A 55 year-old, previously healthy female presented to her primary care physician complaining of intermittent epigastric pain. Right upper quadrant ultrasound demonstrated liver tumors. A follow-up contrast computed tomography (CT) scan revealed multiple enhancing lesions in both the right and left lobes of her liver, the largest lesion in segment 2 measuring 3 cm × 5 cm. Focal thickening in the mid-body of the pancreas with associated dilation of the distal pancreatic duct and atrophy of the pancreatic tail was also noted.

Laboratory studies revealed mildly elevated transaminases with a normal serum bilirubin. Serum chromogranin A and fasting pancreatic polypeptide levels were significantly elevated at 110 ng/mL and 837 pg/mL respectively, and serum serotonin levels were measured at the upper limits of normal. CT guided core biopsy of a representative hepatic lesion demonstrated pathology consistent with a well-differentiated neuroendocrine tumor. Octreotide scintigraphy demonstrated uptake in the previously mentioned lesions without any evidence of other metastases.
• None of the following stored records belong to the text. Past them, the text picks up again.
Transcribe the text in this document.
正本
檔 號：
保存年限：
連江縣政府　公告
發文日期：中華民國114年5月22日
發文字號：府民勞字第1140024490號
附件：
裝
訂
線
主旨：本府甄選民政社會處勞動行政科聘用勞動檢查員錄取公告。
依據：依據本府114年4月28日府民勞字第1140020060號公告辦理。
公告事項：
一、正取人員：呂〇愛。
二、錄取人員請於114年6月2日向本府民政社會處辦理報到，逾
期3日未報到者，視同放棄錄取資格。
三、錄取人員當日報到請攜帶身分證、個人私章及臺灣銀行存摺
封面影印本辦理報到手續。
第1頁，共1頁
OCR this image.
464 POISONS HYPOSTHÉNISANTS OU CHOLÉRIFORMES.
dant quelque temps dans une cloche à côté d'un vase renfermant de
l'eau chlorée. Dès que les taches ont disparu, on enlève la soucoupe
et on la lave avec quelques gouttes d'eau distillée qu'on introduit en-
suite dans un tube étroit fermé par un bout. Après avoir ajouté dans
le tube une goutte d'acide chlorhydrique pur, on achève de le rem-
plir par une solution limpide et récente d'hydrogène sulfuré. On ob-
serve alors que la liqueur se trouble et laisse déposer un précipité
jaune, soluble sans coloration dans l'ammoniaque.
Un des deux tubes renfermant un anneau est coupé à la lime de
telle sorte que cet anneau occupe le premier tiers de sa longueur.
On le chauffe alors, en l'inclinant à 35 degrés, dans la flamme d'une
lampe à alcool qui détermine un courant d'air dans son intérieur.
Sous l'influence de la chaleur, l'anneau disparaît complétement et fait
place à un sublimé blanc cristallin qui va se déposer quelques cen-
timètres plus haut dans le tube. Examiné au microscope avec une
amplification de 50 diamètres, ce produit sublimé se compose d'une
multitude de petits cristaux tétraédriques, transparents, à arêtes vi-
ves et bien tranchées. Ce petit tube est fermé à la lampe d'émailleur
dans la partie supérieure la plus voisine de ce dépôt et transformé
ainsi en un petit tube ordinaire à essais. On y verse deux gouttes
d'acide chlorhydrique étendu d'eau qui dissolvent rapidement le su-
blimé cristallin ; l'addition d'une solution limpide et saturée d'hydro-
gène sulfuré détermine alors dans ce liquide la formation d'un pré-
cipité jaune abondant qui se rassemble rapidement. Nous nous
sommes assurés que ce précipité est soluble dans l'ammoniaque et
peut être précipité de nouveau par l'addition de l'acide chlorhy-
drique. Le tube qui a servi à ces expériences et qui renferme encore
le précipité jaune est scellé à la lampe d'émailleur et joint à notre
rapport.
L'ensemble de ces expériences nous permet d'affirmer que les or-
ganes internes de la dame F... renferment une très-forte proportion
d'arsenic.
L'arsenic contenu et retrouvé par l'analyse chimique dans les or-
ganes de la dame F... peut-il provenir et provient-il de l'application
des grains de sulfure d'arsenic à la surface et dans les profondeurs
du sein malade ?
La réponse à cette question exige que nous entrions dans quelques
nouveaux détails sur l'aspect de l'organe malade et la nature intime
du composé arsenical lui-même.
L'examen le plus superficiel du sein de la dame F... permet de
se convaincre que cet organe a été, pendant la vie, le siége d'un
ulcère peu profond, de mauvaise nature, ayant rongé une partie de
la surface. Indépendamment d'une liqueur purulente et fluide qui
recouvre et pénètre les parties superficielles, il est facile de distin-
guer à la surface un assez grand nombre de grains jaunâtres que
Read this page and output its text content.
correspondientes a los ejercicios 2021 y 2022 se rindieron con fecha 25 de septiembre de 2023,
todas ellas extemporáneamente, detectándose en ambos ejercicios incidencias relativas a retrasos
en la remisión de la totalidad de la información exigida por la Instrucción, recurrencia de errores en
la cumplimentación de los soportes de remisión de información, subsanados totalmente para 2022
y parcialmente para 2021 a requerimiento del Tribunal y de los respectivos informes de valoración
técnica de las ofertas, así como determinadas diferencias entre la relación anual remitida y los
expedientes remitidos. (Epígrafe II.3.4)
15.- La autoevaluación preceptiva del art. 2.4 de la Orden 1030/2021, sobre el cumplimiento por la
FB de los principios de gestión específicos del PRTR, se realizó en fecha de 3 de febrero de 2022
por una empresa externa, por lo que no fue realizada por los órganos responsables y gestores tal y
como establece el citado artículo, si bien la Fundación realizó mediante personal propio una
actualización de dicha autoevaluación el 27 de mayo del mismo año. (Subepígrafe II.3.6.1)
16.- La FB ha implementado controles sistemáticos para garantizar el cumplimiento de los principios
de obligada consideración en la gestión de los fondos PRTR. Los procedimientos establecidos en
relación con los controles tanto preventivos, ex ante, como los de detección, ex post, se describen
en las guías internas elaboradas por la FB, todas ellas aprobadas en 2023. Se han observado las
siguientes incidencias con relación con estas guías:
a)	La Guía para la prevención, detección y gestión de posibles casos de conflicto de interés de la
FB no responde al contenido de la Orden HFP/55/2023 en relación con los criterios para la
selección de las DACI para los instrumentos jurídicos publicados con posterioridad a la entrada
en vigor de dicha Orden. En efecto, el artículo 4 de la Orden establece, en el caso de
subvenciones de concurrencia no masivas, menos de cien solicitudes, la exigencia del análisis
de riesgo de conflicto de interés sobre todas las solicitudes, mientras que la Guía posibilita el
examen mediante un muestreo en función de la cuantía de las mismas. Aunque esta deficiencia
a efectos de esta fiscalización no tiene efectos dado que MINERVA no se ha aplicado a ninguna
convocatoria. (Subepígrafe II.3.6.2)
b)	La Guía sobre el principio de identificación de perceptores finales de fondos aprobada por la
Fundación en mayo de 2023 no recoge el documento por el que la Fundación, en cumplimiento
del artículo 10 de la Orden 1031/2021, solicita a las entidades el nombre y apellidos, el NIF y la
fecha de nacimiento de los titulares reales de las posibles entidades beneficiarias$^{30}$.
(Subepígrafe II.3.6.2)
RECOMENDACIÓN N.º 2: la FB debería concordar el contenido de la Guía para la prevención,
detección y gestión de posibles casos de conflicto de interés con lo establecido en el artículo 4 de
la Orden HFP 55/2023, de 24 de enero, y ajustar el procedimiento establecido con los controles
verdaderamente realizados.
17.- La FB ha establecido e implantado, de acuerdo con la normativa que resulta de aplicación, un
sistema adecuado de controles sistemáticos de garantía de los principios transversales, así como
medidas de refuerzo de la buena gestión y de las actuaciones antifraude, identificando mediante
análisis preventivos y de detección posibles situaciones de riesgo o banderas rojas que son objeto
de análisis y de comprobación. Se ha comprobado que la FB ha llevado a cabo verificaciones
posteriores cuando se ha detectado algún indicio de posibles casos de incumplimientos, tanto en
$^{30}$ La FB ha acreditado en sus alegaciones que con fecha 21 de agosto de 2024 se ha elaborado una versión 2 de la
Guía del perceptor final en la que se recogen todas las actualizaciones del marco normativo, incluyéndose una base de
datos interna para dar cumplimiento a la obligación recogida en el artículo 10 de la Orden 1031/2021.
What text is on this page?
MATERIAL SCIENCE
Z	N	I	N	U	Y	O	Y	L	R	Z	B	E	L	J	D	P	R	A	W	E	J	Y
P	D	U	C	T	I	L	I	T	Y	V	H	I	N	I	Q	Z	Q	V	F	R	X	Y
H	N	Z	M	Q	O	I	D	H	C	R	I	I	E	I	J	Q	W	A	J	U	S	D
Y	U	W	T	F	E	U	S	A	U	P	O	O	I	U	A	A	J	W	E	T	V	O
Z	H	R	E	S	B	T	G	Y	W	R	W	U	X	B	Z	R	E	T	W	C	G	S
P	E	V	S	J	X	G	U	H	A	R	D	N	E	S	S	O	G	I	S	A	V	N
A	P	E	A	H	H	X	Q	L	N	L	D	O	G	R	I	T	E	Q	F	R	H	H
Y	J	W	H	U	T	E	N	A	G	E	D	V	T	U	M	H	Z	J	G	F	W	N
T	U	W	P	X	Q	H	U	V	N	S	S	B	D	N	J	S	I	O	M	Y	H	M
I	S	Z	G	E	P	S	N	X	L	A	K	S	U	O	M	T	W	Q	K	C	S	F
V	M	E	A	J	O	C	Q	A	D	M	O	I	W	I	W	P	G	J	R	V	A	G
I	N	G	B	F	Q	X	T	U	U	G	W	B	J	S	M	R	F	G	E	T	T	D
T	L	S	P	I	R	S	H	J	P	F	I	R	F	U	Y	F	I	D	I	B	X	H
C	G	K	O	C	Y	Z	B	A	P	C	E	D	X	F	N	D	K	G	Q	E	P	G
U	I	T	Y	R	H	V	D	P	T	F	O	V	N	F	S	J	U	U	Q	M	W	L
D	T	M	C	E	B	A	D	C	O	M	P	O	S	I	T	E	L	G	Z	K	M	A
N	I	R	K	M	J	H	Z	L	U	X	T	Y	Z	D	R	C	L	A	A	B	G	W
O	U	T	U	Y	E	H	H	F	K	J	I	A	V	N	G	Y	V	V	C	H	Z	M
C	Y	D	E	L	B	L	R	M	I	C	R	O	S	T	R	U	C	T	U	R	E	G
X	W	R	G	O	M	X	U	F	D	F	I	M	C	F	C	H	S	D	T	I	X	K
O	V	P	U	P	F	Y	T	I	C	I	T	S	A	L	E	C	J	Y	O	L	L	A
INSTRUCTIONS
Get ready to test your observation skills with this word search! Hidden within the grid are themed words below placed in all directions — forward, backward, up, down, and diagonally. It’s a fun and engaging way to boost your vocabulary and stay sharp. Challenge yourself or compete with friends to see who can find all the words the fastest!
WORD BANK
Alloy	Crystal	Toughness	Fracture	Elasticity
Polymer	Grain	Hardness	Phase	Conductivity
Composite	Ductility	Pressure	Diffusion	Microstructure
Apart from intermittent abdominal pain, the patient was asymptomatic. She denied flushing or diarrhea, history of peptic ulcer disease or hyper-/hypoglycemia. On initial surgical consultation, the hepatic lesions were deemed unresectable given their distribution throughout all segments of the liver (Figure 1).

Figure 1
Figure 1 Computed tomography abdomen and pelvis with contrast showing multiple enhancing liver lesions and a probable primary tumor in the pancreatic body.
QUESTION 1: WHEN IS SYSTEMIC THERAPY INDICATED?
Somatostatin analogs

Somatostatin is a 14-amino acid regulatory peptide. Somatostatin and its long-acting analogs octreotide and lanreotide act to down-regulate neurotransmission, hormone secretion, and cell proliferation in the myriad cells bearing the G-protein coupled somatostatin receptor, including pancreatic neuroendocrine cells[12]. Somatostatin and its analogs effectively decrease hormone secretion from metastatic carcinoid tumors and functional PNETs, especially glucagonomas and VIPomas, often leading to improved quality of life[13,14]. Until recently, the benefit of somatostatin analogs in the treatment of metastatic NF-PNETs was less clear. The anti-proliferative role of somatostatin in normal physiology led to speculation that somatostatin analog therapy might improve progression-free survival and overall survival in patients with NF-PNETs. Of the studies investigating the anti-tumor effects of somatostatin analogs, only two, the PROMID and the CLARINET trials, were randomized and placebo controlled[15,16].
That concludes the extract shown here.